In the late '90s, Imboela teamed up with long time friend Barbara Njovu and formed a music duo called Shatel. They first featured on Mondo Music's Rhythm Nation Project with a track called Niswalele in 2000. Prior to this, the duo performed at the Women in Music Talent Show in 1996 and at the International Conference for AIDS and STDs in Africa hosted in Lusaka. Through Shatel, they released several songs which hit the Zambian hit-weave in the early 2000s.

Shatel were the first Zambian artists, together with Maiko Zulu to be nominated for the Kora Awards in South Africa. Among the awards won, Shatel won the Sounds Arcades Best Selling Album for their debut album Chikondi. Ngoma Awards and Azami Awards for the best singing group.

==Political career==
Ahead of the 2016 general election, Saboi Imboela was a member of the United Party for National Development and wanted to stand as their parliamentary candidate in Kafue constituency. However, the party adopted a different person to stand at the election in Kafue.

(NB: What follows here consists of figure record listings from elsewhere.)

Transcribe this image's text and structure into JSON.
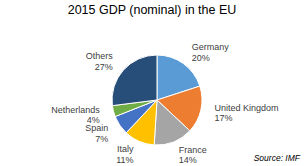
{
  "chart_data": {
    "type": "pie",
    "title": "2015 GDP (nominal) in the EU",
    "categories": [
      "Germany",
      "United Kingdom",
      "France",
      "Italy",
      "Spain",
      "Netherlands",
      "Others"
    ],
    "values": [
      20,
      17,
      14,
      11,
      7,
      4,
      27
    ],
    "value_labels": [
      "20%",
      "17%",
      "14%",
      "11%",
      "7%",
      "4%",
      "27%"
    ],
    "colors": [
      "#5b9bd5",
      "#ed7d31",
      "#a5a5a5",
      "#ffc000",
      "#4472c4",
      "#70ad47",
      "#264e79"
    ],
    "data_labels": true,
    "annotations": [
      "Source: IMF"
    ]
  }
}
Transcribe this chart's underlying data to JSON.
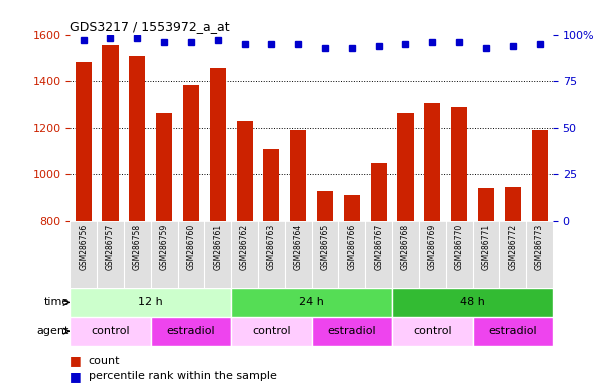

Imboela then joined the National Democratic Congress (NDC) in December 2017 and was selected to be the NDC's candidate for the Mayor of Lusaka by-election to be held on 26 July 2018 (after the death of incumbent mayor Wilson Kalumba), where she finished 4th in a field of 8 candidates. After that, she was appointed spokesperson of the party in April 2019.

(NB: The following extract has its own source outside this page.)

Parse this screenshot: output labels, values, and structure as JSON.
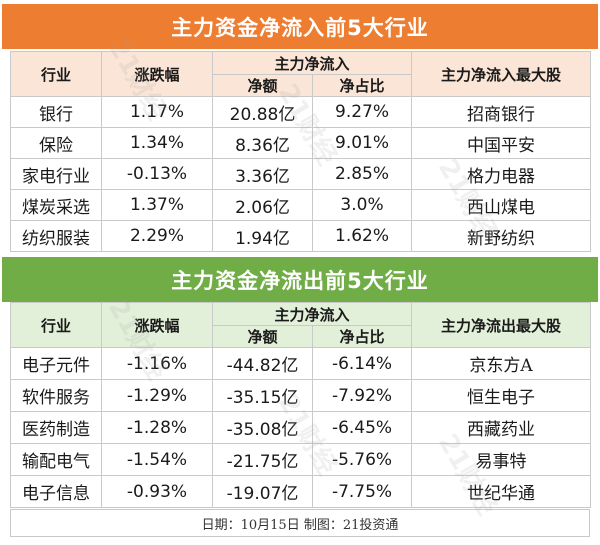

In April 2021, the NDC had split into two factions due to a leadership dispute. One of the factions was led by Chishimba Kambwili while the other was led by Josephs Akafumba and Imboela was appointed as the vice-president of the Kambwili-led NDC faction at a convention. Within a short time, Kambwili had left the NDC in order to campaign for his former party (the Patriotic Front) ahead of the 2021 general election and so, Imboela took up the position of acting president for her faction of the NDC.

Through her time as leader of the NDC faction, she has been arrested several times for calling for reforms and changes in Zambia. She explained in 2023 that she is “not ready to stop speaking for Zambians”, after her release.

In early 2024, Imboela's faction of the National Democratic Congress was one of the founding members of the United Kwacha Alliance (UKA), an alliance of political parties in Zambia.

In November 2025, the president of the other faction of the NDC, Joseph Kasonde, had left the NDC in order to join the Citizens First party. During his resignation from the party, he handed over the party rights to the faction of Saboi Imboela, thereby rendering that the NDC no-longer has two factions. Imboela would now be legally regarded as the president of the party going forward.

On 29 April 2026, the NDC joined the Revamp for Development Change (RDC) and the Citizens First (CF) party to form the CF Orange Alliance, with Imboela among others endorsing Harry Kalaba of the CF for presidency at the 2026 general election, indicating that the NDC will not field its own presidential candidate.

==Personal life==
Imboela lives in Lusaka. She is a mother of 3 children. She was previously married to Owas Ray Mwape. A stadium in Lusaka, Edwin Imboela Stadium, is named after her father. Her mother was Jenny Imboela.